Chemistry of waters sampled from oceanic basement boreholes, 1979–1988

Abstract

Waters have been sampled from the basement section of four Deep Sea Drilling Project holes (395A, 396B, 418A, and 504B) since 1979, in an attempt to determine the composition of oceanic basement formation waters. Samples have been obtained by two methods: active, in which water is drawn under negative pressure from the interstices of the wall rocks, and passive, in which it is collected from the open borehole. The most successful sampling has been done on re‐entering the holes months to years after they were last disturbed by drilling and/or pumping of surface seawater downhole. Most of the samples show large changes in composition from seawater that are consistent with alteration of basalts at the in situ temperatures of 10° to 146°C. The samples are typically depleted in Mg2+, K+, Na+, sulfate, and 87Sr, and enriched in Ca2+ and Si. However, all of the samples are contaminated to some extent, mainly by seawater which is either introduced during drilling or sampling, flows downhole due to underpressure in the upper basement, or mixes downhole due to convective overturn in the hole itself. The latter process is apparently common and dilutes any formation water which may enter the hole via diffusion and horizontal convection. In hole 504B, the tritium content of the waters indicates that 24 to 35% of the surface seawater which originally filled the hole is still present after periods of 470 to 1233 days. The more general problem of what has displaced the surface seawater and produced the large chemical changes observed in the borehole waters, whether exchange with formation water or simply reaction of seawater with the wall rocks of the hole, remains unsolved.
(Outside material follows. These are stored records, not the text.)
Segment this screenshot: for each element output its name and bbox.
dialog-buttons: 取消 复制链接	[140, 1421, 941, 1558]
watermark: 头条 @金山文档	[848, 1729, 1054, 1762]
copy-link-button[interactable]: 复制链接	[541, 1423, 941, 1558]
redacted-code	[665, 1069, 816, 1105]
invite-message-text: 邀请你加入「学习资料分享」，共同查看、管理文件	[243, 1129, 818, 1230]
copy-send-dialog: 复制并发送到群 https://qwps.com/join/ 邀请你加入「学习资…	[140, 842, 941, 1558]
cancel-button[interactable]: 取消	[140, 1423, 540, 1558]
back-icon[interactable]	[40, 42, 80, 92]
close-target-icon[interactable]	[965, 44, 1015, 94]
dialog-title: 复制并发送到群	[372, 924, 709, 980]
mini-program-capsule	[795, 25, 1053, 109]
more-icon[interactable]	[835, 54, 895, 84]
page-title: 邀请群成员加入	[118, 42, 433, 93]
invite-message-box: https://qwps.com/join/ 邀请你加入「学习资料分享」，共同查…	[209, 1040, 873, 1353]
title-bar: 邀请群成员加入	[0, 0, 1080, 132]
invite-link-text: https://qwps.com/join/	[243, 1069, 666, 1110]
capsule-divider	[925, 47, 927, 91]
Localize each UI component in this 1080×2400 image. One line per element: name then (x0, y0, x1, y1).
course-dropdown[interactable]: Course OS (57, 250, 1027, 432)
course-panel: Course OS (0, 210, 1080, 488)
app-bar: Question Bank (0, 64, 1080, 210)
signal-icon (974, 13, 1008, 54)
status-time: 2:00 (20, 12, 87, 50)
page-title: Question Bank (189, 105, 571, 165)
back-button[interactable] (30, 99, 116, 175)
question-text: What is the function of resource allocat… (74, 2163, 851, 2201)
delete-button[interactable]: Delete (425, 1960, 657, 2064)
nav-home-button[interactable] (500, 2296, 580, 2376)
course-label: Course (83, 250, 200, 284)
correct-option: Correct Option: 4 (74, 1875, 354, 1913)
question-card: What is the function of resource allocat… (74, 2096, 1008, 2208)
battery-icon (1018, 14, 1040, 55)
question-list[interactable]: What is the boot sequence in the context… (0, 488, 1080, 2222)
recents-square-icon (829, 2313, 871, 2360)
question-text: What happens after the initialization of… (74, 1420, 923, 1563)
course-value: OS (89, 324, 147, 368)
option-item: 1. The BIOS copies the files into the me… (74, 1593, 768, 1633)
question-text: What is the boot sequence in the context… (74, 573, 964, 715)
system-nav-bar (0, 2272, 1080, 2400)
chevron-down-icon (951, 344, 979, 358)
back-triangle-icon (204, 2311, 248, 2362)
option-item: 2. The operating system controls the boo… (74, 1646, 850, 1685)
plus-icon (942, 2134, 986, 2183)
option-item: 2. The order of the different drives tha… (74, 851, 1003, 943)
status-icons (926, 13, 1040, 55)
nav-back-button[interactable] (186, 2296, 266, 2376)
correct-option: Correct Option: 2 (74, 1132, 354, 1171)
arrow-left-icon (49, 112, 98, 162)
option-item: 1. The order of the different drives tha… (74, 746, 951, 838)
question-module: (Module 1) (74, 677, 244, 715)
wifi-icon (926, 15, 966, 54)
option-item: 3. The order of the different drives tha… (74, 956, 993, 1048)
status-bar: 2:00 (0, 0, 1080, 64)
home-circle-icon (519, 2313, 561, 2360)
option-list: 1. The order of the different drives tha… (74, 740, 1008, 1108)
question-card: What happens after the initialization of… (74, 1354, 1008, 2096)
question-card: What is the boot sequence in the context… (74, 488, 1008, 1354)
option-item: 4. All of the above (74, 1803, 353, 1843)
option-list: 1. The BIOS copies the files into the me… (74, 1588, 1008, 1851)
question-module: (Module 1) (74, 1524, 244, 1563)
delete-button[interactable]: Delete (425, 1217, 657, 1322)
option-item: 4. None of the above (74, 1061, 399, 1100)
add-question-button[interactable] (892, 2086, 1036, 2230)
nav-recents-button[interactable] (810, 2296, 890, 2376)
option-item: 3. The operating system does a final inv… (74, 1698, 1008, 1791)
As a result, no component of true basement formation water has been identified unambiguously in any of the holes. This problem may be solved by (1) compartmentalizing a hole with a series of plugs to limit downhole mixing or (2) using a straddle packer to draw a series of samples from the interstices of the wall rocks of a hole, either shortly after drilling or later following re‐entry. In either case, an array of chemical tracers will have to be measured, either in situ or in the laboratory, to infer the nature of the waters obtained.